5.4.3.3 Decision making
The process for farmer agent decision‐making is illustrated in Figure 38. Based on their
(step 2). The definitions given in the previous two sections provide the quantifications of a farmer’s social and economic appraisal of his past behaviour. The resulting opinion of an agent on his past behaviour is formed as a weighted sum of the two appraisal values (step 3). We implement this balancing by adding a parameter that reflects the (socio‐economic) decision bias that a farmer agent has. The decisionBias of a farmer agent is represented as a value in the range of [0,1] where values above 0.5 stress the economic influence on decision making, values below 0.5 stress the social dimension. Since the two appraisal dimensions are normalised, the combined appraisal of a farmer agent is calculated as a weighted sum in which economicAppraisal is weighted with decisionBias and socialAppraisal is weighted with (1‐decisionBias). This combined appraisal is calculated as follows:
combinedAppraisal = economicAppraisal * decisionBiasFarmer + socialAppraisal * (1 – decisionBiasFarmers)
The formation of a behavioural intention is abstracted in the form of a Win‐Stay, Lose‐Shift heuristics (Nowak & Sigmund, 1993), i.e. an individual intends to keep to his previous behaviour (contributing to the collective action or not) if the combined appraisal is sufficiently high with respect to an aspiration threshold, otherwise it intends to shift to the opposite behaviour. For the Win‐Stay, Lose‐Shift heuristics (step 4) we use an aspiration threshold of 0.5, i.e. a farmer agent keeps to its previous behaviour (maintaining or not maintaining the LRS) if combinedAppraisal is above 0.5, otherwise the farmer agent shifts to the opposite behaviour. Farmer agents are assumed to follow their formed intention and change their behaviour if the conditions are met. Therefore, the selected behaviour is executed by forwarding it to SHAM where the taken LRS decision persists for the following simulation year for a farmer’s respective land parcel.

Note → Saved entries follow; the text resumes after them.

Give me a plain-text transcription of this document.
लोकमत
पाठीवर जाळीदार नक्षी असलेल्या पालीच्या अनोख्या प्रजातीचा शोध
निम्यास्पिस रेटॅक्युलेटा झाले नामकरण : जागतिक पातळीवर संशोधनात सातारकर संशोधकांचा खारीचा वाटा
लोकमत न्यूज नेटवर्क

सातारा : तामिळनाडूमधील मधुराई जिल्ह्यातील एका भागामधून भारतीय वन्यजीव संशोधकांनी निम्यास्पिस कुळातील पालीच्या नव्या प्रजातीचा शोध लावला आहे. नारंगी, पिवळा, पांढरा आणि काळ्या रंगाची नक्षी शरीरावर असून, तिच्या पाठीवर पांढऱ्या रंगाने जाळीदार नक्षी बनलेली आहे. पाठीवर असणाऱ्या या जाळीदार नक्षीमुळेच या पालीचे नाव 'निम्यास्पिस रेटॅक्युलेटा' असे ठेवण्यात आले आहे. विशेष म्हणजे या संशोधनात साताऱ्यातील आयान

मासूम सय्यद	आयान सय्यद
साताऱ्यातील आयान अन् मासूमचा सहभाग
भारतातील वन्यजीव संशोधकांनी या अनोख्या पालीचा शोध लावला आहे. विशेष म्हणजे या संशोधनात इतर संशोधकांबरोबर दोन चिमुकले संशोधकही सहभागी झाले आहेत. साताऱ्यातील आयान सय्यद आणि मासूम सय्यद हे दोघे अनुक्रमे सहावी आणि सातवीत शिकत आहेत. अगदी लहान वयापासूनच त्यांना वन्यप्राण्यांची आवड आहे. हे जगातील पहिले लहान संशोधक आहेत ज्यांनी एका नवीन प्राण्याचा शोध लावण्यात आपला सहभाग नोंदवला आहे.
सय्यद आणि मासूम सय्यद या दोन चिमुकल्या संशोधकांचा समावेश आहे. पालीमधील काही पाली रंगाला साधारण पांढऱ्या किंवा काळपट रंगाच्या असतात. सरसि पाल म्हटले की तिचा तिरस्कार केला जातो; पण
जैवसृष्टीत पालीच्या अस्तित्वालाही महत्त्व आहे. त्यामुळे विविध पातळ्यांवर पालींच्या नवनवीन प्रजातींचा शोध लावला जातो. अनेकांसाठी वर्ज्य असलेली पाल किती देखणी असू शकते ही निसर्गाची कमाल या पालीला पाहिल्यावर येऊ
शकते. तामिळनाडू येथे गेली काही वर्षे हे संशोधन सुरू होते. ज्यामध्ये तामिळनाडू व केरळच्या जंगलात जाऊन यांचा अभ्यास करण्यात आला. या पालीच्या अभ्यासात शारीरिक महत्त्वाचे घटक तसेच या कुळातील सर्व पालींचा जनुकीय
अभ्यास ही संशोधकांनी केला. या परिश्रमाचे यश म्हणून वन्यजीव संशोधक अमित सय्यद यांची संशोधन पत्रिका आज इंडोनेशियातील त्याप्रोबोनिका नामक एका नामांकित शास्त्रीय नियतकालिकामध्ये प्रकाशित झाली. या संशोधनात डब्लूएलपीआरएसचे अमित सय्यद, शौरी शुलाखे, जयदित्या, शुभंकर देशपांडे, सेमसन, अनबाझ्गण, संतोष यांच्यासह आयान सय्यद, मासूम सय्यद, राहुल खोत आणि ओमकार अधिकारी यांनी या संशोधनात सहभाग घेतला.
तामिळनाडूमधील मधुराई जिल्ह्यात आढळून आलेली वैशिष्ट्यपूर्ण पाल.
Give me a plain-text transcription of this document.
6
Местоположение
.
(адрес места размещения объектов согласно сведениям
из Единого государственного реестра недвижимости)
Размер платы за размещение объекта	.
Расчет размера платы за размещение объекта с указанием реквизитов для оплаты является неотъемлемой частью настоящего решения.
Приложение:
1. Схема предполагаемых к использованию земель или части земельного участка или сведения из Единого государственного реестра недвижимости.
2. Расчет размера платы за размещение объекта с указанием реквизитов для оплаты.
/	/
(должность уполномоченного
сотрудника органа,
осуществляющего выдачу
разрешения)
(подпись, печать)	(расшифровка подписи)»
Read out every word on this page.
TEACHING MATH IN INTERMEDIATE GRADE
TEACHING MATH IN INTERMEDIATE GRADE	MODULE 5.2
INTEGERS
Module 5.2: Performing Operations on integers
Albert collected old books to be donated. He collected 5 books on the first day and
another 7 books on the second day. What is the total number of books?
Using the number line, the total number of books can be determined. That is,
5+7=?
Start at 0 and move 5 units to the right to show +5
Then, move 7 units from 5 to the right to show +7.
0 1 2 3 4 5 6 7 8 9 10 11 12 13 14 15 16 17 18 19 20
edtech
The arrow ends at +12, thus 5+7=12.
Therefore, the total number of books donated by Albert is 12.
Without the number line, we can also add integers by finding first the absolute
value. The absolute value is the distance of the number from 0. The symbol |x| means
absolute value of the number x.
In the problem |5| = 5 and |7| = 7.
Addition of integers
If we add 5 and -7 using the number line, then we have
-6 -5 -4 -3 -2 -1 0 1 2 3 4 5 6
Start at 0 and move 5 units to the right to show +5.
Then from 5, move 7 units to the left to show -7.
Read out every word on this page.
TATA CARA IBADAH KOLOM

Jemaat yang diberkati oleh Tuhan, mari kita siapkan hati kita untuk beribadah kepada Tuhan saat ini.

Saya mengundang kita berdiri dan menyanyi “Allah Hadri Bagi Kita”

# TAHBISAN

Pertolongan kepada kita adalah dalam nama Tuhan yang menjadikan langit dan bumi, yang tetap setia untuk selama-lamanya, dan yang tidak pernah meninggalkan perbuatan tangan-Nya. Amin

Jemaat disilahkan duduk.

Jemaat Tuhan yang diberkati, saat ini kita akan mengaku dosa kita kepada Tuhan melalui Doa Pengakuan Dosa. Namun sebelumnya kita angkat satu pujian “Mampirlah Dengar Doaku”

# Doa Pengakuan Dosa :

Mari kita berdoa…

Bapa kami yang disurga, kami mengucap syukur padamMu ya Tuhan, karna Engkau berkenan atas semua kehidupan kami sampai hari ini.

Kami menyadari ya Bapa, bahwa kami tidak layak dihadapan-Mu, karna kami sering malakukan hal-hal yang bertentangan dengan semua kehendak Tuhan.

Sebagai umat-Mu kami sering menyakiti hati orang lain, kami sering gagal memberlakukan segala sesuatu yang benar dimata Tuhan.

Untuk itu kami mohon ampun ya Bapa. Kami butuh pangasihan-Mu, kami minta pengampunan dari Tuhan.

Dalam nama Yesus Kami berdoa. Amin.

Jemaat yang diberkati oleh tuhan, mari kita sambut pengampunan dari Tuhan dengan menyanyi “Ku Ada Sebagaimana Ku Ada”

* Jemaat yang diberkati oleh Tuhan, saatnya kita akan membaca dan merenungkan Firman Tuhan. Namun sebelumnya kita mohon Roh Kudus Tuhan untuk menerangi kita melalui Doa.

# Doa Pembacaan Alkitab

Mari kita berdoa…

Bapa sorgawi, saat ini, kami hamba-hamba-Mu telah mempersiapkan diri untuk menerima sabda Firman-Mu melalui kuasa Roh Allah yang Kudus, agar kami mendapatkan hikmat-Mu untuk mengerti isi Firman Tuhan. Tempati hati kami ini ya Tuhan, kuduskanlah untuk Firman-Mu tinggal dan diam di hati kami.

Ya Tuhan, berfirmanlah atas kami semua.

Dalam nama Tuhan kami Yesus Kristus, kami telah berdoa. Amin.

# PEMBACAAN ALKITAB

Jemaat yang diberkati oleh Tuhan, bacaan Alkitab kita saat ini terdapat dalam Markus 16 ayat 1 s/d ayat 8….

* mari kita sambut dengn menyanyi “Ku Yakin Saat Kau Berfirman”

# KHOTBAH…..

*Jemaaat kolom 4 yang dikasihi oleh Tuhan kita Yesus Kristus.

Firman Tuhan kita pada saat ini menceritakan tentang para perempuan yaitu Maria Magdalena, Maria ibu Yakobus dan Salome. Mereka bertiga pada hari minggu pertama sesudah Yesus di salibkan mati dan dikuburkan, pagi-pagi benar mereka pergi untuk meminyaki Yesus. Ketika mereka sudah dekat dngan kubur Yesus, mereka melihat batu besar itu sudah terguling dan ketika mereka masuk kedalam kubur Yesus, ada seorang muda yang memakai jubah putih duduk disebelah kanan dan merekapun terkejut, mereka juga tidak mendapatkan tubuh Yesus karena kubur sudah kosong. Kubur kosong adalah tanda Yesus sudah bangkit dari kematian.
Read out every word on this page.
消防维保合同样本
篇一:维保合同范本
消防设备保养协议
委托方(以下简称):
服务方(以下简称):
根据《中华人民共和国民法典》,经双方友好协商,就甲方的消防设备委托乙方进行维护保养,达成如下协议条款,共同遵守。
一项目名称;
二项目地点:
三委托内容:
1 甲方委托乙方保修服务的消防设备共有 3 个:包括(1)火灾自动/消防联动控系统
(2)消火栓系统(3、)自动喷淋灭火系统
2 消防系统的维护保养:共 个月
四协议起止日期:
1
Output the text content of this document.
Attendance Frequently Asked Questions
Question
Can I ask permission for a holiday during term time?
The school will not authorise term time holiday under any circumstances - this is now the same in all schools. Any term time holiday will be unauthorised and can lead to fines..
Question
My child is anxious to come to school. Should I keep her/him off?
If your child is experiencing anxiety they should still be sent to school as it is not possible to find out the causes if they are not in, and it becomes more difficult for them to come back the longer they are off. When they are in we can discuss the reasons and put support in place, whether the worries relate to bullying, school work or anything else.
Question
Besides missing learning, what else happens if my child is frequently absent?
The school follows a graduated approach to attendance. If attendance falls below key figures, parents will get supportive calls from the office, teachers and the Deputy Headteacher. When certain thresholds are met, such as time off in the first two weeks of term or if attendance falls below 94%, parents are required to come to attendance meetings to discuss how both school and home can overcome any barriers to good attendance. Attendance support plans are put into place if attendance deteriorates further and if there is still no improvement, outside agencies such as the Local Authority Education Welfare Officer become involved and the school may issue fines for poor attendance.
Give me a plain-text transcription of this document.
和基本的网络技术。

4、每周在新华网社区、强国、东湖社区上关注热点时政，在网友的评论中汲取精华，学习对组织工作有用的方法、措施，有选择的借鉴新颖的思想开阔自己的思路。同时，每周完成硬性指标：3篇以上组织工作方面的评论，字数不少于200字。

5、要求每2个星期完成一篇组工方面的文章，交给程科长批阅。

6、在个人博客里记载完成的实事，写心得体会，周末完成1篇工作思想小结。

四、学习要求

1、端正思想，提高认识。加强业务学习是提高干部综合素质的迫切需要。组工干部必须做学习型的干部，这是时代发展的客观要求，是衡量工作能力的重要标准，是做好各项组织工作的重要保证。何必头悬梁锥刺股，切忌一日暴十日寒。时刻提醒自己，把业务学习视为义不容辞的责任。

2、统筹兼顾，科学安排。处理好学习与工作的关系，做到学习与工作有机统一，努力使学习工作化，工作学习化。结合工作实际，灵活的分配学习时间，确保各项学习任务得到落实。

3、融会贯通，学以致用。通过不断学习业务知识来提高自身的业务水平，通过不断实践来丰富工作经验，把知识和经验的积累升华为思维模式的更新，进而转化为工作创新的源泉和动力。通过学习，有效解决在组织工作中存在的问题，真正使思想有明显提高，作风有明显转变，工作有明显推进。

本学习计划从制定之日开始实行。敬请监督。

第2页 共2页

The LRS initiator is assumed to possess information about the farming success of its social network neighbours and decides to exert its social influence in favour of LRS maintenance whenever it perceives a minimum number of farmers who have big losses. The LRS initiator does not exert any influence otherwise.
Figure 38. Formalisation of farmer decision‐making. In step 1 an individual’s perceptions of his social and biophysical environment are updated. Based on the perception in step 2 attitude and social norm are formed. In step 3 attitude and social norm are weighted according to an individual’s socio‐economic orientation which results in a combined appraisal of past behaviour. In step 4 this subjective opinion of an individual on his past behaviour is evaluated in relation to an aspiration threshold resulting in an intention regarding subsequent behaviour. In step 5 the intended behaviour is executed in the biophysical environment.
Variable name Value used
Description
decisionBiasFarmers 0.5 Socio‐economic orientation of the farmer agents, values above 0.5 stress the economic influence on decision making, values below 0.5 stress the social dimension.
bigLossesThreshold 0 At the end of a simulation year the LRS initiator observes the profit of each farmer and counts those farmers whose profit has dropped below bigLossesThreshold. The initiator keeps a track of these counts over the past 6 years, if the average of this track rises above initiatorActivationThreshold then the initiator becomes active and exerts social influence. In all other cases he remains passive.
initiatorActivationThreshold 10
Table 11. Decision parameters and values.